What was up with this egg?
June 16, 2019 6:23 PM   Subscribe

Can’t believe I’m asking this, but I haven’t been able to find an answer. I’m relatively new to eating eggs, didn’t touch them for pretty much my whole life. Decided to make scrambled eggs this morning, grabbed an egg, and cracked it on the side of a bowl. However, it didn’t crack, but instead got some impact damage. I opened it with my hands and the inside was a solid orange mass. Didn’t look at it too closely. So... what was up with this egg?

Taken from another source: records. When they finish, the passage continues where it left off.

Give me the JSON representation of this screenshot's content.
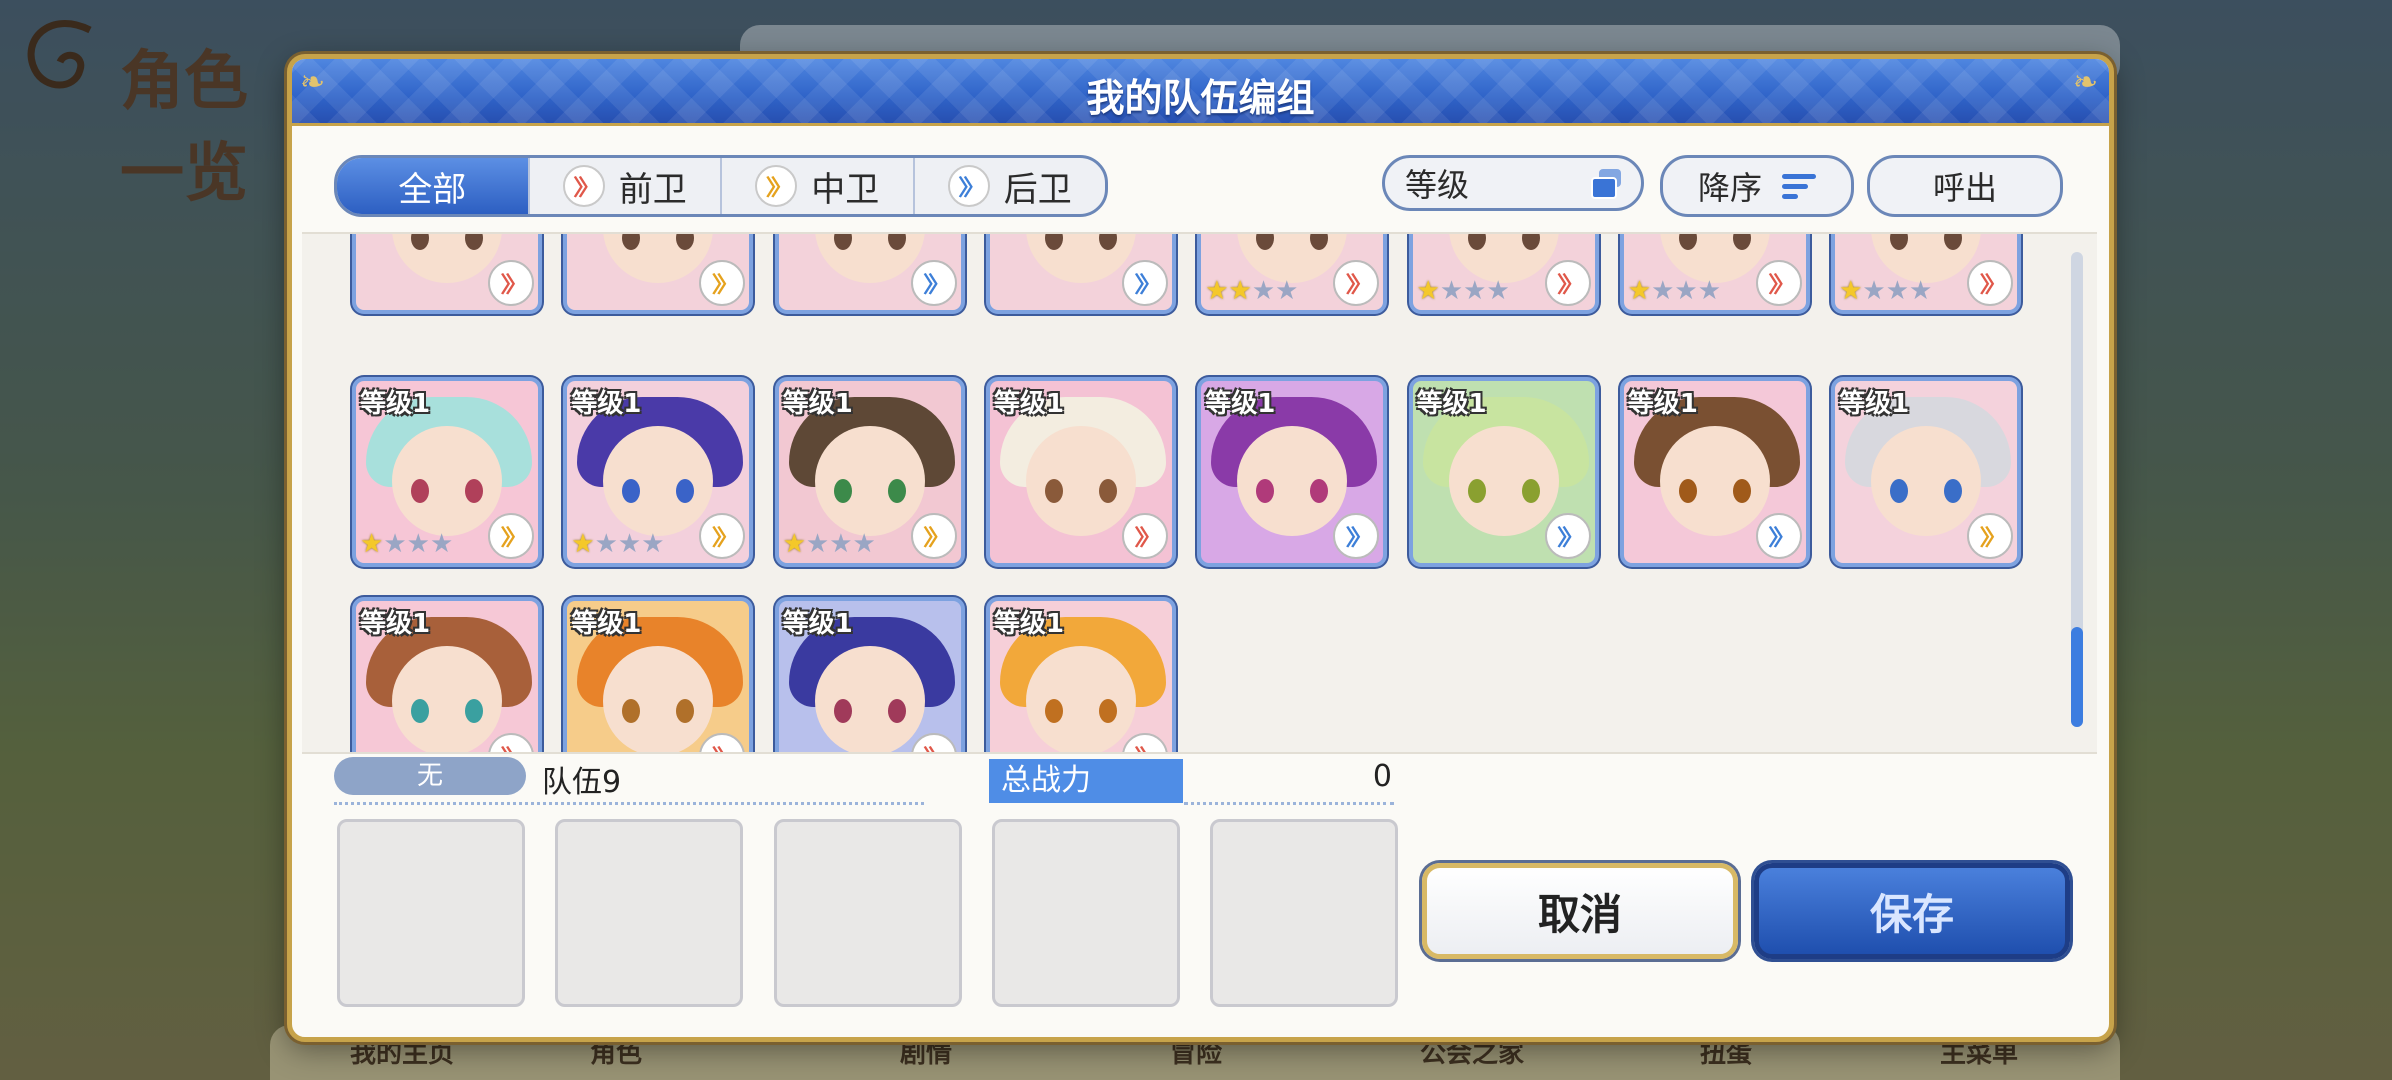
{
  "background": {
    "page_title": "角色一览",
    "bottom_nav": [
      "我的主页",
      "角色",
      "剧情",
      "冒险",
      "公会之家",
      "扭蛋",
      "主菜单"
    ]
  },
  "dialog": {
    "title": "我的队伍编组",
    "tabs": [
      {
        "label": "全部",
        "role": "none",
        "active": true
      },
      {
        "label": "前卫",
        "role": "front",
        "active": false
      },
      {
        "label": "中卫",
        "role": "middle",
        "active": false
      },
      {
        "label": "后卫",
        "role": "back",
        "active": false
      }
    ],
    "sort_label": "等级",
    "order_label": "降序",
    "call_label": "呼出"
  },
  "characters": {
    "top_row_partial": [
      {
        "stars": 0,
        "role": "front"
      },
      {
        "stars": 0,
        "role": "middle"
      },
      {
        "stars": 0,
        "role": "back"
      },
      {
        "stars": 0,
        "role": "back"
      },
      {
        "stars": 2,
        "role": "front"
      },
      {
        "stars": 1,
        "role": "front"
      },
      {
        "stars": 1,
        "role": "front"
      },
      {
        "stars": 1,
        "role": "front"
      }
    ],
    "rows": [
      [
        {
          "level": "等级1",
          "stars": 1,
          "role": "middle",
          "hair": "#a8e0dc",
          "eyes": "#b0405a",
          "bg": "#f6c6d6"
        },
        {
          "level": "等级1",
          "stars": 1,
          "role": "middle",
          "hair": "#4a3aa8",
          "eyes": "#3a63c8",
          "bg": "#f3d0dc"
        },
        {
          "level": "等级1",
          "stars": 1,
          "role": "middle",
          "hair": "#5e4836",
          "eyes": "#3c8a4a",
          "bg": "#f2c8d2"
        },
        {
          "level": "等级1",
          "stars": 0,
          "role": "front",
          "hair": "#f3ede0",
          "eyes": "#8a5a3a",
          "bg": "#f4c2d4"
        },
        {
          "level": "等级1",
          "stars": 0,
          "role": "back",
          "hair": "#8a3aa8",
          "eyes": "#b03a7a",
          "bg": "#d8a8e6"
        },
        {
          "level": "等级1",
          "stars": 0,
          "role": "back",
          "hair": "#c8e4a0",
          "eyes": "#8aa030",
          "bg": "#bfe0b0"
        },
        {
          "level": "等级1",
          "stars": 0,
          "role": "back",
          "hair": "#7a5032",
          "eyes": "#a05a1a",
          "bg": "#f4c8d8"
        },
        {
          "level": "等级1",
          "stars": 0,
          "role": "middle",
          "hair": "#d8d8de",
          "eyes": "#3a6ec8",
          "bg": "#f4d2dc"
        }
      ],
      [
        {
          "level": "等级1",
          "stars": 0,
          "role": "front",
          "hair": "#a8603a",
          "eyes": "#3aa0a0",
          "bg": "#f6c8d6"
        },
        {
          "level": "等级1",
          "stars": 0,
          "role": "front",
          "hair": "#e8832a",
          "eyes": "#b0702a",
          "bg": "#f6cc8a"
        },
        {
          "level": "等级1",
          "stars": 0,
          "role": "front",
          "hair": "#3a3aa0",
          "eyes": "#a03a5a",
          "bg": "#b8c0ec"
        },
        {
          "level": "等级1",
          "stars": 0,
          "role": "front",
          "hair": "#f2a83a",
          "eyes": "#c07020",
          "bg": "#f6cfd8"
        }
      ]
    ]
  },
  "team": {
    "tag": "无",
    "name": "队伍9",
    "power_label": "总战力",
    "power_value": "0",
    "slots": 5
  },
  "buttons": {
    "cancel": "取消",
    "save": "保存"
  },
  "colors": {
    "accent_blue": "#2f63c8",
    "gold_border": "#c7a34a",
    "role_front": "#e0584a",
    "role_middle": "#e5a21e",
    "role_back": "#3d7fd8"
  }
}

Thought it might be frozen, but 2 others eggs were fine.
posted by Automocar to Food & Drink (5 answers total)
 
Best answer: A brief foray into some forum posts comes up with “frozen egg”, especially if one part of the carton is closer to the element than the others.
posted by Autumnheart at 6:29 PM on June 16, 2019


When you say solid, do you mean solid color or solid state? If it was liquid and just solid in color, I’ll guess that you just broke the yolk and it blended with the white.

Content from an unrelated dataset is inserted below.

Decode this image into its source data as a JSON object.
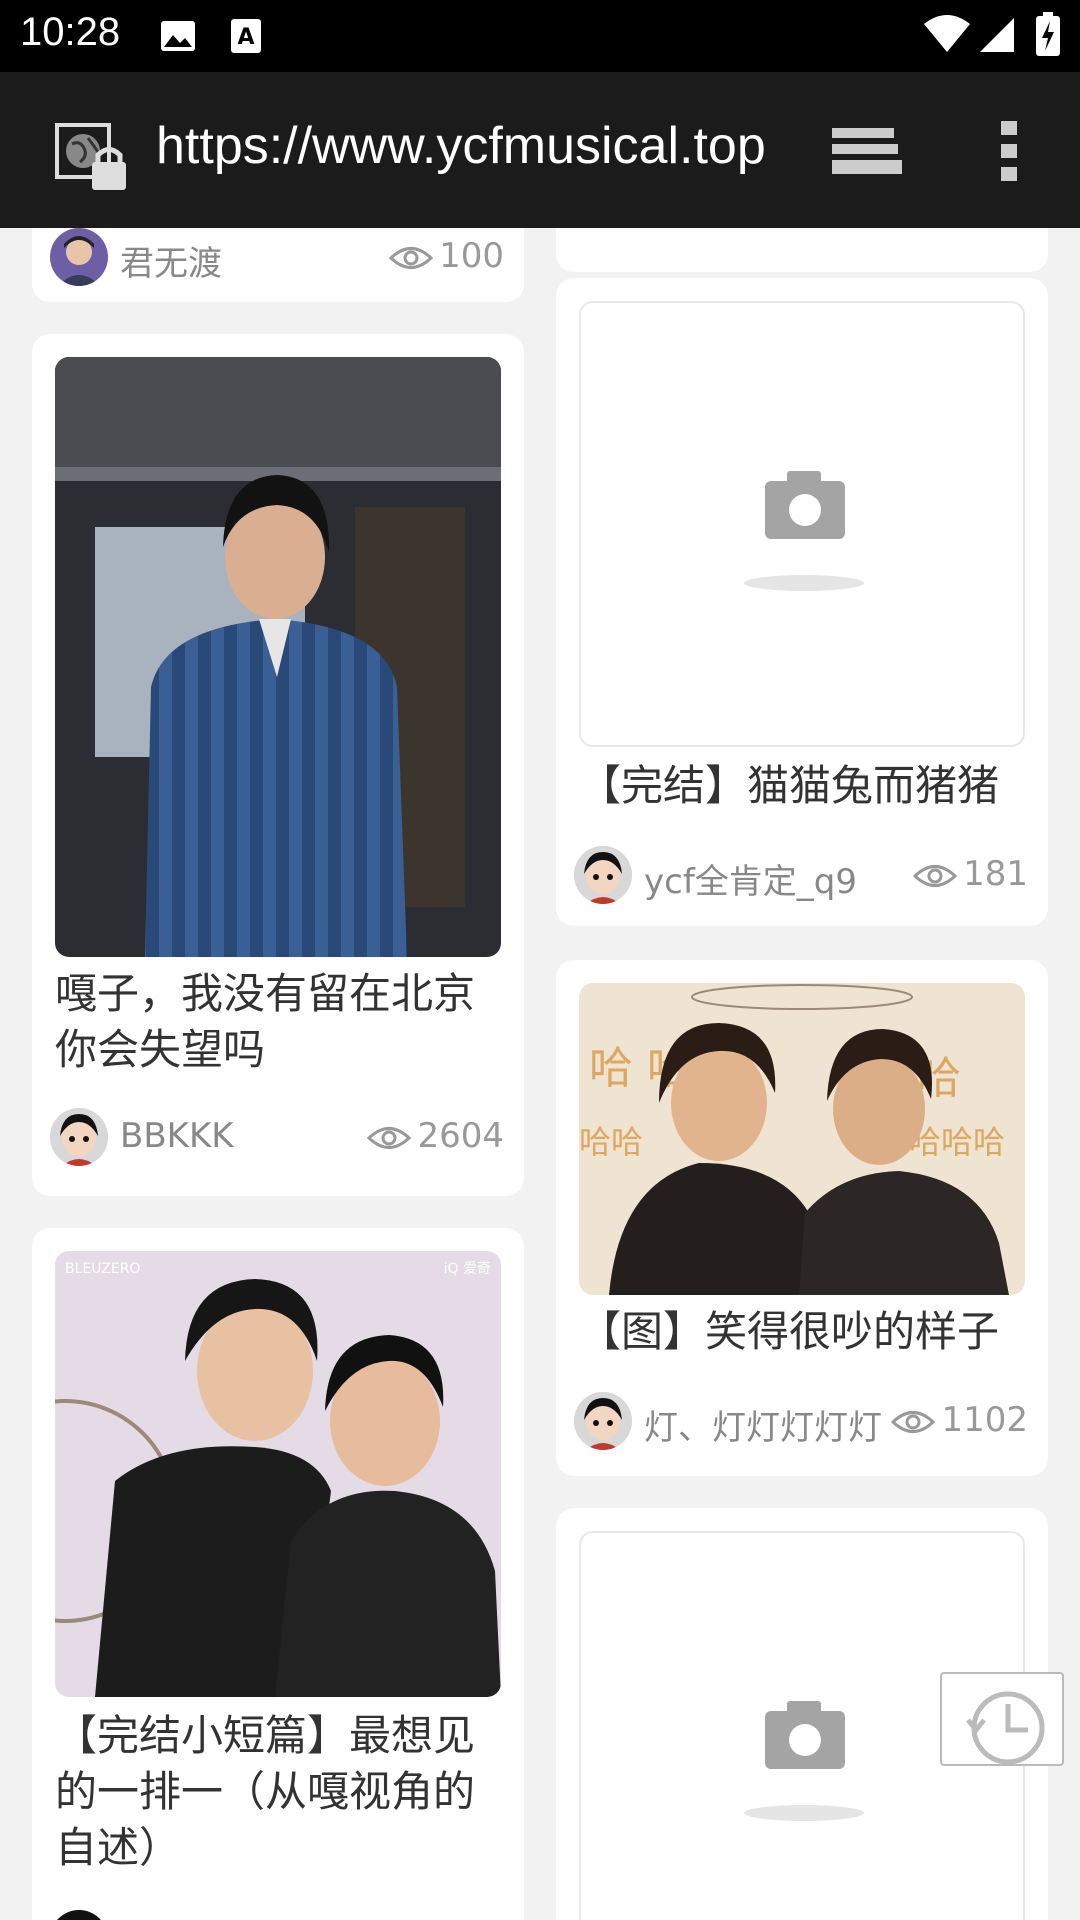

If it was solid state, I have never seen that and I don’t really know, but I’ll guess that it really was frozen. Maybe it was closer to the rear of the fridge than the others?
posted by Kriesa at 6:31 PM on June 16, 2019 [2 favorites]


Best answer: Found this, which says that freezing the yolk will break the membrane surrounding it, causing it to mix with the white and create a solid color throughout. So it sounds like your egg either is or was frozen.
posted by FencingGal at 6:34 PM on June 16, 2019


In my experience this can happen when an egg dries out (like an egg that's been in the fridge for a while or had some teeny crack in the outside so the inside dried out). All that's left is the gummy yolk.
posted by jessamyn at 6:35 PM on June 16, 2019


Best answer: I have absolutely had some eggs in the carton freeze before others. And it was exactly as you describe.
posted by The Underpants Monster at 6:56 PM on June 16, 2019 [2 favorites]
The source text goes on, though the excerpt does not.